How many wheelchairs have you seen that are useful, comfortable and stylish? I bet you can count the number on one hand, if you can think of any at all. Would you like to see one that encompasses all three of those key ingredients? Here’s how you can…

It’s the 21st century. Decades ago man walked on the moon and now we’ve got Star Trek-style communicators in our pockets (thankfully we’re not wearing Lycra body suits to match, although I give it till 2020, mark my words!).

So why, oh why, why are wheelchairs still trapped in the decade of flairs (that was first time around) and other ugly monstrosities we used to wear with pride. OK, that is just my view. But, I bet you, I’m not the only one…

My three-year-old son has just ordered his first wheelchair. The process was, how should I put it… interesting! Having took him to see some he said in disgust: “Mummy, that’s not for me is it?” How does a child so young have such an aversion to something he does not know, understand or have any great awareness of?  Thank God for the Wheelybug (in case you don’t know what that is, it’s the little red trailer with eyes that make it look like, you guessed it, a bug!) In his eyes it resembles a racing car; cool and fun.

But the wheelchairs of today are so far removed from this concept. During this shopping experience I found myself asking; “why would I buy one of these machines to put my beautiful child in?” The answer: I have no other choice!

I’m aware I am starting to rant. I could quite easily waste hours bemoaning the subject of these ‘machines’, devoid of innovation, style and any level of cool.

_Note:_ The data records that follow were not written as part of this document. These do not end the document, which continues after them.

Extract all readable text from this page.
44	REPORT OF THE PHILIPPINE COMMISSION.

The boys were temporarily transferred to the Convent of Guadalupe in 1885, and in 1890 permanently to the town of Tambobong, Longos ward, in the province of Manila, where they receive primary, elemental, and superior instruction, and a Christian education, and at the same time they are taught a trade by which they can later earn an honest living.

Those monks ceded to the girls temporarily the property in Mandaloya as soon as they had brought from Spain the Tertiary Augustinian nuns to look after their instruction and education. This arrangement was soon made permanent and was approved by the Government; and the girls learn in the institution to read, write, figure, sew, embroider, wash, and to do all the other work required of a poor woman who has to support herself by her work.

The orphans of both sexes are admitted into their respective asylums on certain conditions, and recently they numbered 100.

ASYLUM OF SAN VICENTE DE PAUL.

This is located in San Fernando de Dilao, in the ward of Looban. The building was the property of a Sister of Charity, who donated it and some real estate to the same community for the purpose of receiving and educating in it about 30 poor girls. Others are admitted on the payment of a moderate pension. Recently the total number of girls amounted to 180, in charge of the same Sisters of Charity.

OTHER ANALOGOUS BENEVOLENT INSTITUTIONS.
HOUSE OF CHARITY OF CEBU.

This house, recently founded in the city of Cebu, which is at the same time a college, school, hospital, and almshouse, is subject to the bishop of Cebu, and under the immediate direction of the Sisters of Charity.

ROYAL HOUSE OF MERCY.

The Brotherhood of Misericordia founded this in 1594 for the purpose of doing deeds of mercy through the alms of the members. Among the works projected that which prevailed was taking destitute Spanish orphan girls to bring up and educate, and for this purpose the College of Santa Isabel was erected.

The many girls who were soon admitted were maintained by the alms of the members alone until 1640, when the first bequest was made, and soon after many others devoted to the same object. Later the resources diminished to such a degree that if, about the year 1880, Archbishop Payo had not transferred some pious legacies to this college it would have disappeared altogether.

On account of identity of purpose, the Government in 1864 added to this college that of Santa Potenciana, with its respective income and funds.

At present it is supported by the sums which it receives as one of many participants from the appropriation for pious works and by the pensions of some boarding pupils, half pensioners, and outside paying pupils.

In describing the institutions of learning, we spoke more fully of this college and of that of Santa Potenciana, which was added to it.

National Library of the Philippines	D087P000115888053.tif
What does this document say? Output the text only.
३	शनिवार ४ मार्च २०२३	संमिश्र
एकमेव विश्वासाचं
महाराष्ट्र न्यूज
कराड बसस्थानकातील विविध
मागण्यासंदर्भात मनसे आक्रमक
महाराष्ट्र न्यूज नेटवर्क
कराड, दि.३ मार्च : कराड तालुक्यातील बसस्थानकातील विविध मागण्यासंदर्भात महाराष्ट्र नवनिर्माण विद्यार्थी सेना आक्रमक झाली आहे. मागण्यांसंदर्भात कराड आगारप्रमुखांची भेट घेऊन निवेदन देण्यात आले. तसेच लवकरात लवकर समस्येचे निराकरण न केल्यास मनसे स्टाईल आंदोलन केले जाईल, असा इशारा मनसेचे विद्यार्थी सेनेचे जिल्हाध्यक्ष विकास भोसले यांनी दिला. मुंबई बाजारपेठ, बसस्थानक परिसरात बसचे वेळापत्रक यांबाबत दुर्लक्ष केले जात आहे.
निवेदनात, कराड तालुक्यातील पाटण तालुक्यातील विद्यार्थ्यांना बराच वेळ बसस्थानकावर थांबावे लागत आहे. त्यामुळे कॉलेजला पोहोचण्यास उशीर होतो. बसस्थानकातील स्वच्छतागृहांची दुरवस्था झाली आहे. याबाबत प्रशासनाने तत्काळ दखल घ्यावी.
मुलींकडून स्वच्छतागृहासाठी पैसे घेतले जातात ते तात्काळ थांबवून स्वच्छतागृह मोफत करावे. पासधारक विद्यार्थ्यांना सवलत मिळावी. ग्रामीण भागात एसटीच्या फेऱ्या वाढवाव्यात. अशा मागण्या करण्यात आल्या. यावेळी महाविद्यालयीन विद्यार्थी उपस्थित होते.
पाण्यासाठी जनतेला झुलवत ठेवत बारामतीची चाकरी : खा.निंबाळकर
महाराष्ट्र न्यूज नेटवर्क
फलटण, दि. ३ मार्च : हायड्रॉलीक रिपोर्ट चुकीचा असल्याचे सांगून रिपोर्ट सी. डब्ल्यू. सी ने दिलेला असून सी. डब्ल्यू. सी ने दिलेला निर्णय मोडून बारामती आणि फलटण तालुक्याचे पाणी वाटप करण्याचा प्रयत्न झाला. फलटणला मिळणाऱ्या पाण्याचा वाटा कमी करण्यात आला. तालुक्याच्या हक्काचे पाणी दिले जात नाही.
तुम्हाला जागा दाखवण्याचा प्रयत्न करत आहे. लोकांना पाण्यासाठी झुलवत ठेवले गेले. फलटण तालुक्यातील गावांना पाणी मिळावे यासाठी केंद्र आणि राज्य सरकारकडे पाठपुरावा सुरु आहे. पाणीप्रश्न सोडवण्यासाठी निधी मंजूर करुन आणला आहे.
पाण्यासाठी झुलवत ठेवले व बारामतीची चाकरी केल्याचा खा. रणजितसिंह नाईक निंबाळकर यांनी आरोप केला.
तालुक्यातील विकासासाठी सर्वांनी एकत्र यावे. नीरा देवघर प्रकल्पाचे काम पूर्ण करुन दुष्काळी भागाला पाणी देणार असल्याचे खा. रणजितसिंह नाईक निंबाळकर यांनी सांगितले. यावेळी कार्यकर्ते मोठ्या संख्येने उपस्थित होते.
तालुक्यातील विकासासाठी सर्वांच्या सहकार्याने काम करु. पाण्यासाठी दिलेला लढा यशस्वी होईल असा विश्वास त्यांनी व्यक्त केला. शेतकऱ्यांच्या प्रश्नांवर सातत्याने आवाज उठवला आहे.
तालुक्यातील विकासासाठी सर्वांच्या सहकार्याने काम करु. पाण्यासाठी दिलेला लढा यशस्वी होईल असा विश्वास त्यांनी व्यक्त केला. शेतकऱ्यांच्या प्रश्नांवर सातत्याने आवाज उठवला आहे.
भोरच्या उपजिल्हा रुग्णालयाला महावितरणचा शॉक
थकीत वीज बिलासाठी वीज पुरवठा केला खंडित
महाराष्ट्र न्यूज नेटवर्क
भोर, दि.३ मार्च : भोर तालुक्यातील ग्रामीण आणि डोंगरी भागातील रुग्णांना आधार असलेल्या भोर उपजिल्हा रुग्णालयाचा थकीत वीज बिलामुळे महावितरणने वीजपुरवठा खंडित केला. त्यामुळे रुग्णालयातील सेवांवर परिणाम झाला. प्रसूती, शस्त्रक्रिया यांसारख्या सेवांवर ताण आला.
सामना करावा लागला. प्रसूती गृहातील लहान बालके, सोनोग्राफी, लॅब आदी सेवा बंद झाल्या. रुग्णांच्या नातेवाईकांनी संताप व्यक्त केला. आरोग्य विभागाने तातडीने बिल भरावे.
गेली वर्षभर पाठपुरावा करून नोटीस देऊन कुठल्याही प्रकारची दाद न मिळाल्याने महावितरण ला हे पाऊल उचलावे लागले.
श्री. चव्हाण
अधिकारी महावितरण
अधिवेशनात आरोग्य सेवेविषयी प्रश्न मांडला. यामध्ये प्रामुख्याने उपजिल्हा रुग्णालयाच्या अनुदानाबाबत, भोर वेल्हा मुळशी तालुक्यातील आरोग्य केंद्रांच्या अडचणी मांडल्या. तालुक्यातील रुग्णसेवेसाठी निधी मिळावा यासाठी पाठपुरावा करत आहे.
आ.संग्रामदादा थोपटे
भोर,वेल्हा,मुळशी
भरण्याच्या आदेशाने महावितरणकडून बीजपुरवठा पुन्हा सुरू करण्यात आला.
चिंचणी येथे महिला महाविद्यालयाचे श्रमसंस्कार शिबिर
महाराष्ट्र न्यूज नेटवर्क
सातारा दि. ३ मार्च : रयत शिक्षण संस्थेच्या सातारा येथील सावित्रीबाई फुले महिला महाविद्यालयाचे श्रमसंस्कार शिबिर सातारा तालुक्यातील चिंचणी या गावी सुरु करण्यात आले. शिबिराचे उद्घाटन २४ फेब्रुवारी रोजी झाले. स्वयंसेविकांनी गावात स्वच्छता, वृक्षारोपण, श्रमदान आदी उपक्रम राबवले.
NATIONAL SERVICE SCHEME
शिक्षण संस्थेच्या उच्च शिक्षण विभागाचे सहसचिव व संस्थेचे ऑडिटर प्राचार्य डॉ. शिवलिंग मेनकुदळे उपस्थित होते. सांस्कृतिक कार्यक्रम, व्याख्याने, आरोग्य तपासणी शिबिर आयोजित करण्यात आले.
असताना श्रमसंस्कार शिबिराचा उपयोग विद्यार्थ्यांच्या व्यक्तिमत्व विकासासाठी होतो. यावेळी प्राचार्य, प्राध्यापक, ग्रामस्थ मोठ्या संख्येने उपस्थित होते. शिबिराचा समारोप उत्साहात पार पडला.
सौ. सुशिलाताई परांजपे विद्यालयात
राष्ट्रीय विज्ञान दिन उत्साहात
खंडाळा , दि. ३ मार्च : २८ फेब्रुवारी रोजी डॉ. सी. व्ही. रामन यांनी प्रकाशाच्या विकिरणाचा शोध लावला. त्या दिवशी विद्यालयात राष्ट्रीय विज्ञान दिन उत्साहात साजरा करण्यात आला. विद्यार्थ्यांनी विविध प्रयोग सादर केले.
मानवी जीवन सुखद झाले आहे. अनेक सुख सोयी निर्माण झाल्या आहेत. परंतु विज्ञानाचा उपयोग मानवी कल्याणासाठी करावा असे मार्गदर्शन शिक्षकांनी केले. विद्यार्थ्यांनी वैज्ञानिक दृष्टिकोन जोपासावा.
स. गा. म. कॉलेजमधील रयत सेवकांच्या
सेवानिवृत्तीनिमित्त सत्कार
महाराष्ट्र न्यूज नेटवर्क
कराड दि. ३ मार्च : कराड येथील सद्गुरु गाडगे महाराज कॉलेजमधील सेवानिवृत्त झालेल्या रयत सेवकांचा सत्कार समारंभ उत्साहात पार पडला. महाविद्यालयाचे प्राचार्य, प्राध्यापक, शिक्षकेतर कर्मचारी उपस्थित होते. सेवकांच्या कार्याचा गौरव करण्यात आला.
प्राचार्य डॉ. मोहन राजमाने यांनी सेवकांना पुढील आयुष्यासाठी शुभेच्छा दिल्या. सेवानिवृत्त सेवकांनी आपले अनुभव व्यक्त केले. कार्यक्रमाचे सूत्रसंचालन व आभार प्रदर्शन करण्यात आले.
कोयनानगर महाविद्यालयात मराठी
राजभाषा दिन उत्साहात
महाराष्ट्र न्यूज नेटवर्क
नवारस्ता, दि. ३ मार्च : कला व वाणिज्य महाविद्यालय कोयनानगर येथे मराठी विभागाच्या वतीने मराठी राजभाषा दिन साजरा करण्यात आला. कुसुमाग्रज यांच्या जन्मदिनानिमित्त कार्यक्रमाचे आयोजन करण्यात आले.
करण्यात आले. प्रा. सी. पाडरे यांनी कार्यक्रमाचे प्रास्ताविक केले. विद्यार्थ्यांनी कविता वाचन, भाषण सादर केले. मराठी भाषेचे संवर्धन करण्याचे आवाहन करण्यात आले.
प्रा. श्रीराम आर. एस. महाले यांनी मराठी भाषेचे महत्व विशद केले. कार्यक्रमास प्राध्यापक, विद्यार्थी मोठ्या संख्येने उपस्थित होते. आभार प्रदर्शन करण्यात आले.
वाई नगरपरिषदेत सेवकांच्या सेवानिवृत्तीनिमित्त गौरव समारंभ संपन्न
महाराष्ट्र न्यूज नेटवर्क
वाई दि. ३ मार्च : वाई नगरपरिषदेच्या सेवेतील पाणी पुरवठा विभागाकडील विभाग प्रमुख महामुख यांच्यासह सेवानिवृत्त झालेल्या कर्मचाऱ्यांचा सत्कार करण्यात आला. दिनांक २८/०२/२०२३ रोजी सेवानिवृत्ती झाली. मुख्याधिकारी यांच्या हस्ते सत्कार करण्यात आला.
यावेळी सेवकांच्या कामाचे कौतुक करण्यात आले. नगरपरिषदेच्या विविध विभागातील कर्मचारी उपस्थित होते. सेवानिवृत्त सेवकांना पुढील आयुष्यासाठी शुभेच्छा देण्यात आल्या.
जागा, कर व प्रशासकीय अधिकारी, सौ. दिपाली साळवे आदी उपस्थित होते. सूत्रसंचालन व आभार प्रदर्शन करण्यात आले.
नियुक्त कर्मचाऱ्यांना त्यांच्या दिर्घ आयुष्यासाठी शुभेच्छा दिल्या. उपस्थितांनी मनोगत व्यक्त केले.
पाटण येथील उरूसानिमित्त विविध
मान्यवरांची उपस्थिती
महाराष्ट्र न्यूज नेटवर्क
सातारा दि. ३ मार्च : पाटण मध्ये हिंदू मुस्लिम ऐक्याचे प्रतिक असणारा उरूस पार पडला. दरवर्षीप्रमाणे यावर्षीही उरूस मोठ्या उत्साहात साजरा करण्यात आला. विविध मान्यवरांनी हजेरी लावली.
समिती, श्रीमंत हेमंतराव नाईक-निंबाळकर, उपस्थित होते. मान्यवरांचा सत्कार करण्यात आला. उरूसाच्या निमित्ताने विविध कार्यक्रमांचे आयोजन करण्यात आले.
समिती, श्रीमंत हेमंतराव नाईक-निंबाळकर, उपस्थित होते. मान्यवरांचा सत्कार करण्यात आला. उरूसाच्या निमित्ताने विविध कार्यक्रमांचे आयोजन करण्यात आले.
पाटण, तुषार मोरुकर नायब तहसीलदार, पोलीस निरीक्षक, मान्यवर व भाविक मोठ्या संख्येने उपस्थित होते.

I could discuss with eloquence my analysis of the market, manufacturers, vendors, prices, features and profits made on these ugly things, all with the bottom line that doesn’t really have the users’ desire to look good and be comfortable at heart.

Why, then, am I writing this article, you might ask? Well the answer is simple: I want to know WHAT DOES A GOOD WHEELCHAIR LOOK LIKE? I think I know, but who am I? I don’t use one, not at the moment anyway. But, frankly, I’d be amazed if anyone has ever actually asked this simple question? Ever!

And that is the key. To create a wheelchair that is the epitome of usefulness, comfort and style, you need to know from people who really use them, day in, day out. People who want to look good while living life freely as they do. People like you.

What does good look like? Please tell us in our quick survey. We can make a difference together… hopefully before we are all wearing Lycra body suits!

By David Rajan

Check out…

Accessibility with style.
Gilbey Films: showcasing disabled access.
21st century walking sticks.

Let us know about your experiences with mobility aids and wheelchairs by emailing us at, tweeting us at @DHorizons or messaging us on Facebook.


  1. I agree we need to have more snazy wheelchairs that are not too expensive and easy to maintain. If you can’t drive or use public transport it’s a good way of getting around more quickly. It’s just like having your own car personalised with your requiremnts.

  2. I wonder if it might be a mistake to identify the wheelchair as a vehicle (as the survey appears to do). For many people the wheelchair is, like a prosthetic limb, an extension of the body. Which is maybe why style and comfort are such important factors. I got to whizz around a bit on Andrew Slorance’s prototype a couple of years ago and was bowled over by its styling. But I have serious concerns regarding its robustness and suitability in an urban environment.

    But check out the designs on this page (below):

    There are some very exciting wheelchair designs here, some currently in the early stages of development, some already in production. I’d like the lot of ’em so I could go out every day in a different wheelchair, just for the fun of it!

    But nothing beats functionality. Yesterday I accidentally wheeled myself through a pile of dog poo on the pavement. I feel I’d give my eye teeth to someone who could merely work out a way of keeping one’s wheels, handrims and clothes clean … after such a close encounter of the turd kind!

  3. Thanks to everyone who shared comments and completed the survey. Very interesting and useful. Much appreciated!